As leader Sterk set party priorities to increase membership, raise funds for the 2009 provincial election, and open a party office in Victoria. She participated in the October 2008 provincial by-election in Vancouver-Fairview and came in third with 7.2% of the popular vote. For the 2009 provincial election she ran in Esquimalt-Royal Roads the riding where she resides; she placed third behind the NDP and the BC Liberals.
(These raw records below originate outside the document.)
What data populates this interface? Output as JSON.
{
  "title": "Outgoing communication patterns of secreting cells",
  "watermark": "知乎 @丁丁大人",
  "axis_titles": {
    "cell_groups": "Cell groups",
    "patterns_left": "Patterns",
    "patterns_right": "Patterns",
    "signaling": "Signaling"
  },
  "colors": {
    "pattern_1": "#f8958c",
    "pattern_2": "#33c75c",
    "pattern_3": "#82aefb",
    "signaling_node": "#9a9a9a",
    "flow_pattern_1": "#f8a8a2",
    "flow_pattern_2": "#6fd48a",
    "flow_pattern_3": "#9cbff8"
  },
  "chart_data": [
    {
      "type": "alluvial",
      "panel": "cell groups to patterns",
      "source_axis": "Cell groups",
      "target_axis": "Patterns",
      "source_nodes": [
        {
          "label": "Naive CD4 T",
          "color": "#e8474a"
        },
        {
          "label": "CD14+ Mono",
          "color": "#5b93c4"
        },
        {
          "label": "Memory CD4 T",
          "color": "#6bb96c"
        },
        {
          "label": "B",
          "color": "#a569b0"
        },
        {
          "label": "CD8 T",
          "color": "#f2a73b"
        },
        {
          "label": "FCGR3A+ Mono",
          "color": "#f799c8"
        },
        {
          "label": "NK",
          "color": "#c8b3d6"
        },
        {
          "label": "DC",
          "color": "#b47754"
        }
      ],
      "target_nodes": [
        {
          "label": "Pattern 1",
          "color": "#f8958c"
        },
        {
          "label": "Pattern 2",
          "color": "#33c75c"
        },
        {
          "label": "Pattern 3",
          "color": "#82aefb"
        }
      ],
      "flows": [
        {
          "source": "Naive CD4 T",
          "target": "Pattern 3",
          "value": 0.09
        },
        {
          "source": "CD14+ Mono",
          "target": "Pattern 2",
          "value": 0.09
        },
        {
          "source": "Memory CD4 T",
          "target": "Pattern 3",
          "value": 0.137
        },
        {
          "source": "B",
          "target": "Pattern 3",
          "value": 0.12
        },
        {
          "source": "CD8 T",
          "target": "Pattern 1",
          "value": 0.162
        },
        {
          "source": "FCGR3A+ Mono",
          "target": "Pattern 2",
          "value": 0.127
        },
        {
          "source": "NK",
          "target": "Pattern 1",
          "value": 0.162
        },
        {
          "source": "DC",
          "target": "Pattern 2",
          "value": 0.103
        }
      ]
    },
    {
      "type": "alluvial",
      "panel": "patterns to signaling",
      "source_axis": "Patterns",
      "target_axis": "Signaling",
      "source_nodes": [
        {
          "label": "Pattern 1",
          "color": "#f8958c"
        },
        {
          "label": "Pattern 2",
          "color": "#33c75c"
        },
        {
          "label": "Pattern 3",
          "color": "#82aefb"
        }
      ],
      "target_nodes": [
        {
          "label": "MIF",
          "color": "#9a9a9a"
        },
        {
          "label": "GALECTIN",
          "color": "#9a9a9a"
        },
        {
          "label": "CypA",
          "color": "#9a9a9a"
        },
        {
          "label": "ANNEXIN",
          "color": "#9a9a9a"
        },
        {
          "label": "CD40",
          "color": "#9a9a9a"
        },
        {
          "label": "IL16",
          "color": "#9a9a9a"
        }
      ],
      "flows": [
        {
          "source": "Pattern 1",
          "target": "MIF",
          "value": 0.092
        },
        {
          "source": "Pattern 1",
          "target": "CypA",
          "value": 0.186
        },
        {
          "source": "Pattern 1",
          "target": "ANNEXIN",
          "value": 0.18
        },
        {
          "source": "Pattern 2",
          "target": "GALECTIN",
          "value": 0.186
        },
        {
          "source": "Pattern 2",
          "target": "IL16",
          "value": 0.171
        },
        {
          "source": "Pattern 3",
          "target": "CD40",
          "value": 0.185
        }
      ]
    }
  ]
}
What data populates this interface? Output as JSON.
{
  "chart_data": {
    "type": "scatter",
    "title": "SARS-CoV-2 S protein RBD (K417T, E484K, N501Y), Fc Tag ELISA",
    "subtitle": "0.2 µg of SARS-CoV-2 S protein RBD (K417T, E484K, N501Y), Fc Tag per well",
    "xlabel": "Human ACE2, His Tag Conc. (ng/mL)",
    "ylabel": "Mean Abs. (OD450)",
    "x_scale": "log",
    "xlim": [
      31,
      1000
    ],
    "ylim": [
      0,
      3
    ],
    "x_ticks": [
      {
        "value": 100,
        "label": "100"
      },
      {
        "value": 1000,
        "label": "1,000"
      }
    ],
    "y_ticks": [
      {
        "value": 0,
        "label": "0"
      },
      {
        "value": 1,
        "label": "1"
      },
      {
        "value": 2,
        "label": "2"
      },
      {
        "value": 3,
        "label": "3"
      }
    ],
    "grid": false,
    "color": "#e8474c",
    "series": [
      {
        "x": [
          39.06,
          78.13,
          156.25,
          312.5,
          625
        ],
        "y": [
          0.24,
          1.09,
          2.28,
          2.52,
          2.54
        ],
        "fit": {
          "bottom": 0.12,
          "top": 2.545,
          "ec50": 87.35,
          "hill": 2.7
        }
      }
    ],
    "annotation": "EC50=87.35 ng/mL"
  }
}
Sterk was an unsuccessful candidate in Victoria-Beacon Hill in the 2013 provincial election. On August 13, 2013, she announced her resignation as party leader.

== Not-for-profit work ==

On January 1, 2014, Sterk became executive director of Cowichan Women Against Violence Society (CWAVS), in Duncan B.C. Since becoming executive director at the organization, Sterk has helped facilitate fundraisers such as the annual I Am Woman Hear Me Laff, and the annual CWAVS Gala. Prior to her work with CWAVS, Sterk's work in the public sector included consulting to non-profit organizations in the health, education and social service sectors on team building, case consultation and creating healthy work places. She offered training and continuing education courses in communication, consultation and counselling skills and improving self esteem.